At the time of its approval of perioperative Keytruda for NSCLC, the FDA noted that in KEYNOTE-671 the most common side effects reported in at least 20% of patients were nausea, fatigue, neutropenia (a low count of white blood cells known as neutrophils), anemia (a low count of healthy red blood cells), constipation, decreased appetite, decreased white blood cell count, musculoskeletal pain, rash, cough, vomiting, diarrhea and dyspnea (shortness of breath). Six percent of patients who received neoadjuvant Keytruda were unable to receive surgery due to adverse reactions, and 3.1% of patients who received neoadjuvant Keytruda and underwent surgery had delays in surgery due to side effects.
A question that remains for researchers regards the necessity of the adjuvant phase of treatment. “What does the adjuvant [therapy] add is usually the question, and we don’t have any head-to-head trials that have compared that,” Wakelee says, noting that such trials are being designed.
“In 20% of the [patients in the neoadjuvant or perioperative] trials, patients have had such a good response that we can’t find any tumor at the time of surgery, just from those cycles up front,” Wakelee says. “And so, we’re trying to figure out, do they need more treatment or not? So that’s one of the big questions.”
On the other hand, Wakelee notes, some patients may fare better by skipping the neoadjuvant immunotherapy phase and proceeding directly to surgery.
“Surgery is still the definitive cure,” she says. “So, you want to figure out who should just get surgery first, and who really is going to benefit from neoadjuvant [therapy]. And then after the surgery, we need better ways to figure out who’s done, who’s cured and who needs that additional adjuvant piece.”
And, as Garassino stresses, there is the factor of patient choice.

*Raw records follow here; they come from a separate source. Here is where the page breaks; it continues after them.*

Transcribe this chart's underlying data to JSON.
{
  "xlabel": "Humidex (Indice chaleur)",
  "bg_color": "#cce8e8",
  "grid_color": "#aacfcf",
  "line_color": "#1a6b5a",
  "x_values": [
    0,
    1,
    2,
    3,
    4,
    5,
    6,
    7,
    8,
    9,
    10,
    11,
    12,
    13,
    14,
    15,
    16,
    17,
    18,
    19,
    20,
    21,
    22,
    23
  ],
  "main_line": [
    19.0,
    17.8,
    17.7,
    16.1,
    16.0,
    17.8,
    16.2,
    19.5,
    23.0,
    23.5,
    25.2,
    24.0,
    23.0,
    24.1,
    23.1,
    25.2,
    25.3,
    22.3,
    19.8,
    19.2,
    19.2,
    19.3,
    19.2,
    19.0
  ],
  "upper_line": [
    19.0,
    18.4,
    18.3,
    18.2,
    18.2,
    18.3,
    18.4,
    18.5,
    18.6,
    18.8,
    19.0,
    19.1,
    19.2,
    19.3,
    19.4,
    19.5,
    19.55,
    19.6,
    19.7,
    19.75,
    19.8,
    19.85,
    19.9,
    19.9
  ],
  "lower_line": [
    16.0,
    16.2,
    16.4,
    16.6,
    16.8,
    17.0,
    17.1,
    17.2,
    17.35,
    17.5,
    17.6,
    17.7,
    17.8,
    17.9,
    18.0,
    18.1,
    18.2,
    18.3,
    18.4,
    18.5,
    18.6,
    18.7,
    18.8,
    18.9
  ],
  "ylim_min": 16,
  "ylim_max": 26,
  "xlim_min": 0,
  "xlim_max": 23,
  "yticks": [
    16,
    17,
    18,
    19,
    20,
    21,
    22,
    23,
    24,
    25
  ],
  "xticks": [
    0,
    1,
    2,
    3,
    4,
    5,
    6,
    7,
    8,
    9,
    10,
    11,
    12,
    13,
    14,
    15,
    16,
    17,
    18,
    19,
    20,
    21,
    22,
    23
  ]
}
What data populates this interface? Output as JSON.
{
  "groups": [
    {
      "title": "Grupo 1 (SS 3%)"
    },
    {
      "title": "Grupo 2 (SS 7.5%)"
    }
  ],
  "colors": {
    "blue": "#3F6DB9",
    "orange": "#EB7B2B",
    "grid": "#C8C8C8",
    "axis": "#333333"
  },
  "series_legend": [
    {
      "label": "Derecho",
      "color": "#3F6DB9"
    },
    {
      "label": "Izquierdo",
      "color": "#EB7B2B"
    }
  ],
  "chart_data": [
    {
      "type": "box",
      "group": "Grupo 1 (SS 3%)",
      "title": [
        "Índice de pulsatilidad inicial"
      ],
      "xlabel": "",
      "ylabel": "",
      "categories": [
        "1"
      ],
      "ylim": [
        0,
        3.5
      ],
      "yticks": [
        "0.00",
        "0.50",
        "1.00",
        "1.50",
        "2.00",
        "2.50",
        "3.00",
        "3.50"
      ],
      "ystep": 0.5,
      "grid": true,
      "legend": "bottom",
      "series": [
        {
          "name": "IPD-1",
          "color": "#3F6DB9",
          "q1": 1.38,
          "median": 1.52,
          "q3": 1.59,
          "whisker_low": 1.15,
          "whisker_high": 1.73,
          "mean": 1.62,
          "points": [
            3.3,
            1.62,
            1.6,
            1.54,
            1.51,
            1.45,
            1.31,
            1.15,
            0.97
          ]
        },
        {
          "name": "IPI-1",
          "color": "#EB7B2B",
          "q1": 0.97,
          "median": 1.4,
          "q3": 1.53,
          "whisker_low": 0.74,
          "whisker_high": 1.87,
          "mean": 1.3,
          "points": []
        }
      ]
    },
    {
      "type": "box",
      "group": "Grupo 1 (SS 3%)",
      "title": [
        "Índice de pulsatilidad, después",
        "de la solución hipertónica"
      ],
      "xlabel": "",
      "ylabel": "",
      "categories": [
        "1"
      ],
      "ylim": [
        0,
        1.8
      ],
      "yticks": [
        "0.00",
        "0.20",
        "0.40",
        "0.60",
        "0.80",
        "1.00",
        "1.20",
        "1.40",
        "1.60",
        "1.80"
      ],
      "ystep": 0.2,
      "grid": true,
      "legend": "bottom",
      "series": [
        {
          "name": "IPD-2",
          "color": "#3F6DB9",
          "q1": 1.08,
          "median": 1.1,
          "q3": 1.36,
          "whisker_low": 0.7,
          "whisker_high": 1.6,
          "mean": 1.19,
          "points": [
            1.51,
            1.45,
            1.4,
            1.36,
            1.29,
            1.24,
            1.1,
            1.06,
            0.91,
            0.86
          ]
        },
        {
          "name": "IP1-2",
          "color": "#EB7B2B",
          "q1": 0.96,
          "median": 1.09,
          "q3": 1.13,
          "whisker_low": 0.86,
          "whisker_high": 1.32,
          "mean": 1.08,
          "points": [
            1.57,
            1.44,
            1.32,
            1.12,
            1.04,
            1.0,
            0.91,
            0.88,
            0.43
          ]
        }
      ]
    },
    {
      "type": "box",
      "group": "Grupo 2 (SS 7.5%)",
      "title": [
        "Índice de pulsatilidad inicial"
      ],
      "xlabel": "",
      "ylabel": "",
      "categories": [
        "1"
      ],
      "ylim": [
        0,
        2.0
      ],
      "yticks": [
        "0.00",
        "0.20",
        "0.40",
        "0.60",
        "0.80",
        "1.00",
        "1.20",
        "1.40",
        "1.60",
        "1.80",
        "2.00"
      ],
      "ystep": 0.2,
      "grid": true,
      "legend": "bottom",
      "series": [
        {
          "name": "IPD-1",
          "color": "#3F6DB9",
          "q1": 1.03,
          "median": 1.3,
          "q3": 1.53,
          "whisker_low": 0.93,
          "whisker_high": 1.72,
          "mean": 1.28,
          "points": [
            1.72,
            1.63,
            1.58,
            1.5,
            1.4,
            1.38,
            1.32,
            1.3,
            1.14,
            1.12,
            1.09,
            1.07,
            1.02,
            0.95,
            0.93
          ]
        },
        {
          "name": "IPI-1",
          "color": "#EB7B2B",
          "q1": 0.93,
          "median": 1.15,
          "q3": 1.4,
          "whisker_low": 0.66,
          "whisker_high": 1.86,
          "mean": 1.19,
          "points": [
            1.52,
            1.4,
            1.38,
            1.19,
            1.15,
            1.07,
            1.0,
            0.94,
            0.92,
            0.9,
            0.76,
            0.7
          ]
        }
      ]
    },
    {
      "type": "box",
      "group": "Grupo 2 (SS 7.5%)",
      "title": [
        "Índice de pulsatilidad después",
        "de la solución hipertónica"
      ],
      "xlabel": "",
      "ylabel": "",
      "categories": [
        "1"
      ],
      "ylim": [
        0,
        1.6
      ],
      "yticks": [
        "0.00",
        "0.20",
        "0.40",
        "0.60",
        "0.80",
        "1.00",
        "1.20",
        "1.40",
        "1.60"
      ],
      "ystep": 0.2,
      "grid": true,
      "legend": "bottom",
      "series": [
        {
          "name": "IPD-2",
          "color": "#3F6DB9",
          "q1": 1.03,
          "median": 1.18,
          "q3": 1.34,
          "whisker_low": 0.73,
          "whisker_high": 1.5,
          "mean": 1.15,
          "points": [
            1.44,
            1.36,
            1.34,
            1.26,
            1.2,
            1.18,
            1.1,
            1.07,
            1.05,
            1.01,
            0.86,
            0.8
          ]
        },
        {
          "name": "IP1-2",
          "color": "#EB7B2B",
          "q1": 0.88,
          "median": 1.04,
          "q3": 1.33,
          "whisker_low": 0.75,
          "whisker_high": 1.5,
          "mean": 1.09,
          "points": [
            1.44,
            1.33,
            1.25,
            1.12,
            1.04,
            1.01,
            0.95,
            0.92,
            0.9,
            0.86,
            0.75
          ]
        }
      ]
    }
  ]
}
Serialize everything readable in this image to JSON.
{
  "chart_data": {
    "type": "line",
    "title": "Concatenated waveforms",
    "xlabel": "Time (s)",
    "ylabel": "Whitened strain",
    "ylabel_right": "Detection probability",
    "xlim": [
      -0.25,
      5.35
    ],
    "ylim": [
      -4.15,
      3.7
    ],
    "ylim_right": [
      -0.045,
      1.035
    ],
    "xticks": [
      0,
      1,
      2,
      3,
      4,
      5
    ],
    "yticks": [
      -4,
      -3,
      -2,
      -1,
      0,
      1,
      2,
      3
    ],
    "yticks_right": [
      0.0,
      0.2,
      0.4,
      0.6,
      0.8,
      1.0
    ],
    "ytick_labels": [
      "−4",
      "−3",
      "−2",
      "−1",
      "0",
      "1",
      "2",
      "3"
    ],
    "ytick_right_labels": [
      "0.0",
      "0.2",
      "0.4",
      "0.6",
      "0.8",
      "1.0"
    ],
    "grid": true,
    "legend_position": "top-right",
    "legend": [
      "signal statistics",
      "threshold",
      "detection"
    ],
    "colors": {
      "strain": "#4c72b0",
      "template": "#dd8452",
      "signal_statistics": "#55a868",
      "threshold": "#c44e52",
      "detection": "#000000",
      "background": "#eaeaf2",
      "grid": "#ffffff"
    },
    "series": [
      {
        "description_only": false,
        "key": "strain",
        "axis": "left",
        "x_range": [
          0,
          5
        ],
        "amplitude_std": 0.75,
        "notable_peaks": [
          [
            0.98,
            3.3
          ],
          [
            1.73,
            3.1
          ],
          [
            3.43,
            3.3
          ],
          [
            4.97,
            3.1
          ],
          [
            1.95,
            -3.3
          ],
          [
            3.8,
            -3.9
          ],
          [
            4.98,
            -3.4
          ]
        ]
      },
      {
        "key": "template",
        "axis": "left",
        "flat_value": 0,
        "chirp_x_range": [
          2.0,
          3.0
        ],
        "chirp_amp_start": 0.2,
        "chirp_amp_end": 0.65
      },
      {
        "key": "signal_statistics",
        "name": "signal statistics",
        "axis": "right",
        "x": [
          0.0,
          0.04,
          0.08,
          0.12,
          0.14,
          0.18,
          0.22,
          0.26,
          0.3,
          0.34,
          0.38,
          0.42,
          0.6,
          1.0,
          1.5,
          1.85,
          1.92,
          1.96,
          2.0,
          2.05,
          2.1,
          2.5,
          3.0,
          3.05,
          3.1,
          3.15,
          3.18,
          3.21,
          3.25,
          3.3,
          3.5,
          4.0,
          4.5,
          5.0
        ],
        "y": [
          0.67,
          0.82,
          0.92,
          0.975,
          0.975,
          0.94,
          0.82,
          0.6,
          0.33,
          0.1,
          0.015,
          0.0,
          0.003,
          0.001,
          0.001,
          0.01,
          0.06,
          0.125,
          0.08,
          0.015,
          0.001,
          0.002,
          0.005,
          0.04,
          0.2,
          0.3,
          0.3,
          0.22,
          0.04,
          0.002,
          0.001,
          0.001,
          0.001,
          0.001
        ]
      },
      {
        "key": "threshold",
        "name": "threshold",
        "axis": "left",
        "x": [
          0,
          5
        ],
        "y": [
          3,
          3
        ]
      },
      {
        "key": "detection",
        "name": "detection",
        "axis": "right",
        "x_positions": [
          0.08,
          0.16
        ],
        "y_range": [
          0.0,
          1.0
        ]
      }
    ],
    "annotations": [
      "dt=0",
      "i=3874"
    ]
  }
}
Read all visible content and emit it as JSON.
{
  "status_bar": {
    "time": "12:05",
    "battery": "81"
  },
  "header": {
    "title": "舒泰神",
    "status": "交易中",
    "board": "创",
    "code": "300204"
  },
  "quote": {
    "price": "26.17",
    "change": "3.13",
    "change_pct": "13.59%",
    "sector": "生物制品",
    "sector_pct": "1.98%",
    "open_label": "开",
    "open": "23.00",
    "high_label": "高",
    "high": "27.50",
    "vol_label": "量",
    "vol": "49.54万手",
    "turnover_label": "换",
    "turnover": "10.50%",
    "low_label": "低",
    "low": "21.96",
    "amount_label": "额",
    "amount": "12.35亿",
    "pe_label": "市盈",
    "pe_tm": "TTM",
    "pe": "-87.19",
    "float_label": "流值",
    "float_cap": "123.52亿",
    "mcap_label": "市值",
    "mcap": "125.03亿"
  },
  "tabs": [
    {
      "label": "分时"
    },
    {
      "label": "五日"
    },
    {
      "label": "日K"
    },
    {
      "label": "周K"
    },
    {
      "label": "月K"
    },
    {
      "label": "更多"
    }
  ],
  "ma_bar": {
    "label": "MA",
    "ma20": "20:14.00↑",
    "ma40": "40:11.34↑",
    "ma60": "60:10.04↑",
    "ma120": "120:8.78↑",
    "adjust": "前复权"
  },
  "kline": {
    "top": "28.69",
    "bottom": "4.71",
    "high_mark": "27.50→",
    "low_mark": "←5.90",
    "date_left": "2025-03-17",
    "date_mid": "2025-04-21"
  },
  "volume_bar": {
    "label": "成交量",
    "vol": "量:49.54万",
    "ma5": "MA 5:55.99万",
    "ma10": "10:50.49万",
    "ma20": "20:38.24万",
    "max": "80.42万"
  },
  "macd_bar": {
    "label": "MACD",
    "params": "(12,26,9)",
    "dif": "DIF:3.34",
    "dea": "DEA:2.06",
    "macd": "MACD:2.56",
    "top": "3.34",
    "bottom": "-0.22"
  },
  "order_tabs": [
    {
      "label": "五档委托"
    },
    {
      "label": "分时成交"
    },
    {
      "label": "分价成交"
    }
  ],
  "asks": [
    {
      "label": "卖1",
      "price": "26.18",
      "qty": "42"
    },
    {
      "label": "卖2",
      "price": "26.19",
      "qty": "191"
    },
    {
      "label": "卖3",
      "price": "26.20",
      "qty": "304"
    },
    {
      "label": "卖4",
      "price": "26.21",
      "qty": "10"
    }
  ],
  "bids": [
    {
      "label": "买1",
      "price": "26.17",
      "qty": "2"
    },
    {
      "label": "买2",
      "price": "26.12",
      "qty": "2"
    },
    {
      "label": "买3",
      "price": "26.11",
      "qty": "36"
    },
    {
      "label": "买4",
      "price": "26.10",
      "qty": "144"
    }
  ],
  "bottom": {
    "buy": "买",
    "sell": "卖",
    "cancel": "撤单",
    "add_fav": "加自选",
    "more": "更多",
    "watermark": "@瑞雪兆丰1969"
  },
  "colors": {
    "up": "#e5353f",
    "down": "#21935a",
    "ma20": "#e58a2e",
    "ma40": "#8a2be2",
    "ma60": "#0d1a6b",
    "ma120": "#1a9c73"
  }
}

“I leave to the patients the freedom to decide whether they want to stop after the neoadjuvant [therapy] or they want to continue also with the adjuvant [treatment], because we don’t have any clinical trials that are comparing adjuvant and nonadjuvant after the neoadjuvant component,” she says. “I think that overall, we have really great results. The KEYNOTE-671 [trial] showed this, the only trial that showed the benefit in terms of overall survival, and this must be taken into account that that is a perioperative clinical trial. The neoadjuvant is only one small trial that is called CHECKMATE-816 [which led to neoadjuvant Opdivo plus platinum-doublet chemotherapy being approved by the FDA for resectable NSCLC in 2022]. There are a few patients randomized, and this is the only neoadjuvant-only trial. So, we have thousands of patients in the perioperative setting and one small trial in the neoadjuvant [setting].”
Still, Garassino says, these advancements have been revolutionary.
“Overall, in [the past] seven years, this is the revolution,” she says. “We know that the benefit that goes across all the patients … so as a clinician, I recommend to all patients with stage 2 and stage 3 [disease], a neoadjuvant approach followed by the surgery. And, with the final results, I have a full discussion with the patient [about how to proceed].”